Entrando più nel dettaglio, gli artt. 37-42 hanno previsto obblighi di pubblicazione in settori speciali […]
Per leggere l’articolo completo, devi collegarti al sito del “Il quotidiano IPSOA, Professionalità quotidiana”, con il quale collaboro da due anni nella redazione di articoli scientifici e di cronaca ambientale.

Quello che, in definitiva, mi preme sottolineare in questa sede è che se è vero che il diritto di accesso non può essere utilizzato come strumento per un mero generico e generalizzato controllo esplorativo sull’azione amministrativa “per verificare la possibilità di eventuali, future lesive di interessi privati, né può essere configurato come un particolare tipo di azione popolare”, è altrettanto vero che la PA deve consentire ai cittadini di essere consapevolmente informati, oltre che su atti e dati relativi indirettamente l’ambiente (pianificazione urbanistica, paesaggio, gestione del territorio), anche su quelli che vedono direttamente coinvolti aspetti ambientali. 

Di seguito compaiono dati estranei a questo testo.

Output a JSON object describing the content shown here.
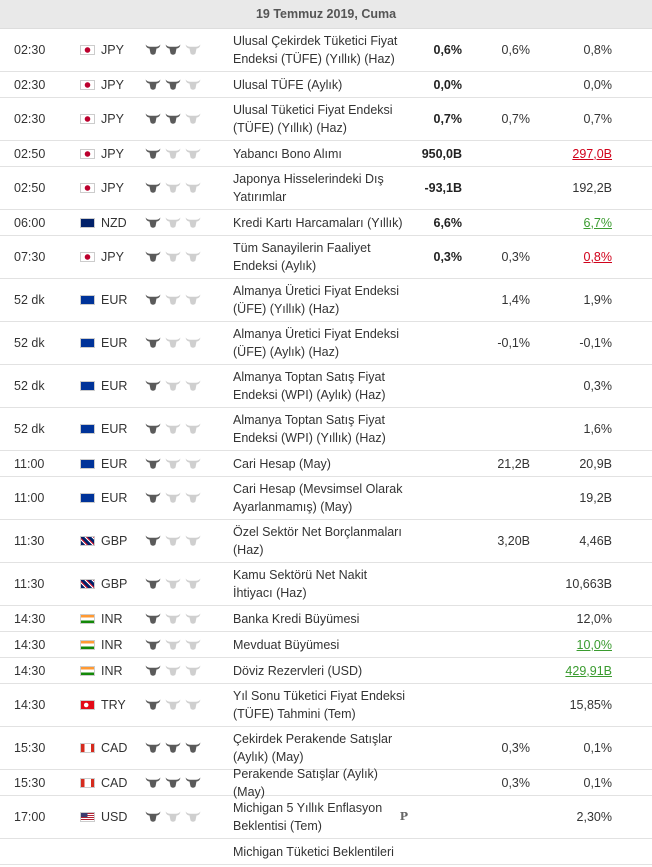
{
  "header": {
    "date": "19 Temmuz 2019, Cuma"
  },
  "colors": {
    "bull_on": "#5a5a5a",
    "bull_off": "#cfcfcf",
    "worse": "#d0021b",
    "better": "#3a9b2f"
  },
  "rows": [
    {
      "time": "02:30",
      "currency": "JPY",
      "importance": 2,
      "event": "Ulusal Çekirdek Tüketici Fiyat Endeksi (TÜFE) (Yıllık) (Haz)",
      "actual": "0,6%",
      "forecast": "0,6%",
      "previous": "0,8%"
    },
    {
      "time": "02:30",
      "currency": "JPY",
      "importance": 2,
      "event": "Ulusal TÜFE (Aylık)",
      "actual": "0,0%",
      "previous": "0,0%"
    },
    {
      "time": "02:30",
      "currency": "JPY",
      "importance": 2,
      "event": "Ulusal Tüketici Fiyat Endeksi (TÜFE) (Yıllık) (Haz)",
      "actual": "0,7%",
      "forecast": "0,7%",
      "previous": "0,7%"
    },
    {
      "time": "02:50",
      "currency": "JPY",
      "importance": 1,
      "event": "Yabancı Bono Alımı",
      "actual": "950,0B",
      "previous": "297,0B",
      "previous_color": "worse"
    },
    {
      "time": "02:50",
      "currency": "JPY",
      "importance": 1,
      "event": "Japonya Hisselerindeki Dış Yatırımlar",
      "actual": "-93,1B",
      "previous": "192,2B"
    },
    {
      "time": "06:00",
      "currency": "NZD",
      "importance": 1,
      "event": "Kredi Kartı Harcamaları (Yıllık)",
      "actual": "6,6%",
      "previous": "6,7%",
      "previous_color": "better"
    },
    {
      "time": "07:30",
      "currency": "JPY",
      "importance": 1,
      "event": "Tüm Sanayilerin Faaliyet Endeksi (Aylık)",
      "actual": "0,3%",
      "forecast": "0,3%",
      "previous": "0,8%",
      "previous_color": "worse"
    },
    {
      "time": "52 dk",
      "currency": "EUR",
      "importance": 1,
      "event": "Almanya Üretici Fiyat Endeksi (ÜFE) (Yıllık) (Haz)",
      "forecast": "1,4%",
      "previous": "1,9%"
    },
    {
      "time": "52 dk",
      "currency": "EUR",
      "importance": 1,
      "event": "Almanya Üretici Fiyat Endeksi (ÜFE) (Aylık) (Haz)",
      "forecast": "-0,1%",
      "previous": "-0,1%"
    },
    {
      "time": "52 dk",
      "currency": "EUR",
      "importance": 1,
      "event": "Almanya Toptan Satış Fiyat Endeksi (WPI) (Aylık) (Haz)",
      "previous": "0,3%"
    },
    {
      "time": "52 dk",
      "currency": "EUR",
      "importance": 1,
      "event": "Almanya Toptan Satış Fiyat Endeksi (WPI) (Yıllık) (Haz)",
      "previous": "1,6%"
    },
    {
      "time": "11:00",
      "currency": "EUR",
      "importance": 1,
      "event": "Cari Hesap (May)",
      "forecast": "21,2B",
      "previous": "20,9B"
    },
    {
      "time": "11:00",
      "currency": "EUR",
      "importance": 1,
      "event": "Cari Hesap (Mevsimsel Olarak Ayarlanmamış) (May)",
      "previous": "19,2B"
    },
    {
      "time": "11:30",
      "currency": "GBP",
      "importance": 1,
      "event": "Özel Sektör Net Borçlanmaları (Haz)",
      "forecast": "3,20B",
      "previous": "4,46B"
    },
    {
      "time": "11:30",
      "currency": "GBP",
      "importance": 1,
      "event": "Kamu Sektörü Net Nakit İhtiyacı (Haz)",
      "previous": "10,663B"
    },
    {
      "time": "14:30",
      "currency": "INR",
      "importance": 1,
      "event": "Banka Kredi Büyümesi",
      "previous": "12,0%"
    },
    {
      "time": "14:30",
      "currency": "INR",
      "importance": 1,
      "event": "Mevduat Büyümesi",
      "previous": "10,0%",
      "previous_color": "better"
    },
    {
      "time": "14:30",
      "currency": "INR",
      "importance": 1,
      "event": "Döviz Rezervleri (USD)",
      "previous": "429,91B",
      "previous_color": "better"
    },
    {
      "time": "14:30",
      "currency": "TRY",
      "importance": 1,
      "event": "Yıl Sonu Tüketici Fiyat Endeksi (TÜFE) Tahmini (Tem)",
      "previous": "15,85%"
    },
    {
      "time": "15:30",
      "currency": "CAD",
      "importance": 3,
      "event": "Çekirdek Perakende Satışlar (Aylık) (May)",
      "forecast": "0,3%",
      "previous": "0,1%"
    },
    {
      "time": "15:30",
      "currency": "CAD",
      "importance": 3,
      "event": "Perakende Satışlar (Aylık) (May)",
      "forecast": "0,3%",
      "previous": "0,1%"
    },
    {
      "time": "17:00",
      "currency": "USD",
      "importance": 1,
      "event": "Michigan 5 Yıllık Enflasyon Beklentisi (Tem)",
      "marker": "P",
      "previous": "2,30%"
    },
    {
      "event": "Michigan Tüketici Beklentileri"
    }
  ]
}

Con trasparenza: perché attraverso una partecipazione, frutto anche di una comunicazione informata, condivisa, precisa e trasparente, si può inter alia evitare che, oltre alle lungaggini burocratiche (colpa di PP.AA. sonnacchiose e restie a comunicare il proprio operato) proliferino opposizioni a qualsiasi tipo di iniziativa che comporti impatti ambientali più o meno rilevanti (colpa di cittadini disinformati o malinformati) che, al netto di pregiudizi che purtroppo ancora oggi spesso ammantano sedicenti azioni ambientaliste, hanno fino ad oggi trovato facile humus nell’opacità che ha regolato il settore ambientale.